Chiens en liberté : cette règle méconnue peut vous coûter jusqu’à 750 euros dès le 15 avril
Avec l’arrivée du printemps, les promenades en plein air deviennent un rituel pour de nombreux propriétaires de chiens. Forêts, champs, sentiers… les occasions ne manquent pas pour laisser son compagnon se défouler. Pourtant, une réglementation peu connue pourrait transformer cette habitude en infraction coûteuse.
À partir du 15 avril, une règle stricte entre en vigueur en France et concerne directement les chiens non tenus en laisse dans certains espaces naturels. Et la sanction peut être lourde.
Une interdiction saisonnière souvent ignorée
Chaque année, du 15 avril au 30 juin, il est formellement interdit de laisser son chien en liberté dans les bois et forêts, en dehors des allées forestières. Cette mesure vise à protéger la faune sauvage, notamment pendant la période de reproduction des oiseaux et du gibier.
Beaucoup de propriétaires l’ignorent, mais cette obligation ne date pas d’hier. Elle repose sur un arrêté en vigueur depuis 1955, toujours appliqué aujourd’hui.
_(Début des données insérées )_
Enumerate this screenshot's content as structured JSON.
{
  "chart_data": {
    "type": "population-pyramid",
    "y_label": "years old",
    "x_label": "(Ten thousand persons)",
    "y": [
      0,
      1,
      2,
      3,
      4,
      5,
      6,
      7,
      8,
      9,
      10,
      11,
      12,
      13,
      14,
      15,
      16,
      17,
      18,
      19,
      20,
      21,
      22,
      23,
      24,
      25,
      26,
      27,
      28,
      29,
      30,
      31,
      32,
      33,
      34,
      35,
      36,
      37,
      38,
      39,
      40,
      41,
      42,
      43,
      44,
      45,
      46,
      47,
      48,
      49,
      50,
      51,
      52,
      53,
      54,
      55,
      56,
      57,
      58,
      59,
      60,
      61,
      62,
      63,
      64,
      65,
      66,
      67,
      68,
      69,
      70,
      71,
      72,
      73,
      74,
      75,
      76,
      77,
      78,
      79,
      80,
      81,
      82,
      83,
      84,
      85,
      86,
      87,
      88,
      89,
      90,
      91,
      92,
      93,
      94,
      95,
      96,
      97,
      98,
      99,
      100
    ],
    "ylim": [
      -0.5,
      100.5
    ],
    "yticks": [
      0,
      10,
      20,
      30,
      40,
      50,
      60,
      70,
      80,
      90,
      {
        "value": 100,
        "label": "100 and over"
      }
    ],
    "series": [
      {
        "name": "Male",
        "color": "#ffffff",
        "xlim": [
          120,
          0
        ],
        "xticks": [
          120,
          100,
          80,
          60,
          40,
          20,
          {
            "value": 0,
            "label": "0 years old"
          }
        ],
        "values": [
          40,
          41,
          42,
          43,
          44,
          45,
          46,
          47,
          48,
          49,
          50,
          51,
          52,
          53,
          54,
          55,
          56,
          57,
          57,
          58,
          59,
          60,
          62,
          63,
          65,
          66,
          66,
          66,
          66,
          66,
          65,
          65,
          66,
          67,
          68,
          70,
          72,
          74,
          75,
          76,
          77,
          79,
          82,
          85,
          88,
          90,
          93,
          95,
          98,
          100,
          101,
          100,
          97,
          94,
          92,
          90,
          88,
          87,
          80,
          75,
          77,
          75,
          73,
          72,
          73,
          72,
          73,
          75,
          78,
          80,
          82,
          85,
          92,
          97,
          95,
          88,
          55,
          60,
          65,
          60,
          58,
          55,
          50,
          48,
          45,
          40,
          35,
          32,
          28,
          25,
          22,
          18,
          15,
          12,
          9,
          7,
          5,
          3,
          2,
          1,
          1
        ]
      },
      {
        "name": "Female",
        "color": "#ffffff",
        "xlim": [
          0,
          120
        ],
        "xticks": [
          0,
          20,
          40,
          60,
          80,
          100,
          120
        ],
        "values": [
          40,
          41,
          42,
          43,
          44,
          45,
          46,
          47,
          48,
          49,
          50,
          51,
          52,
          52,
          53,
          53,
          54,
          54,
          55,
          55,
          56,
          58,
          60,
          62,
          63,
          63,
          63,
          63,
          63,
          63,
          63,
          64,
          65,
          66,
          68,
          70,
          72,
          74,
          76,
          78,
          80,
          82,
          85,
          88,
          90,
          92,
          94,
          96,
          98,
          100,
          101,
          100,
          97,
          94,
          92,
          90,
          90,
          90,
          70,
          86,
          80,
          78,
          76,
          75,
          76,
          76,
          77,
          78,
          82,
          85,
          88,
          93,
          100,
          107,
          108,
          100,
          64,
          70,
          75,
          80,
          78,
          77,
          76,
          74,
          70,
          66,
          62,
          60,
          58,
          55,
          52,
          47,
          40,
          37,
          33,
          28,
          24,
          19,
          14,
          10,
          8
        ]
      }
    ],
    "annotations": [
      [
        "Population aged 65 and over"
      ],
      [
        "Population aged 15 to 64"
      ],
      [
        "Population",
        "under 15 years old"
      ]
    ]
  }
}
Le non-respect de cette règle peut entraîner une amende pouvant aller jusqu’à 750 euros.
La notion de “chien en divagation”
Au-delà des forêts, la loi encadre plus largement la notion de divagation. Un chien est considéré comme divagant dans plusieurs situations :
- Lorsqu’il n’est plus sous la surveillance effective de son maître
- Lorsqu’il ne peut plus être rappelé immédiatement (voix ou signal)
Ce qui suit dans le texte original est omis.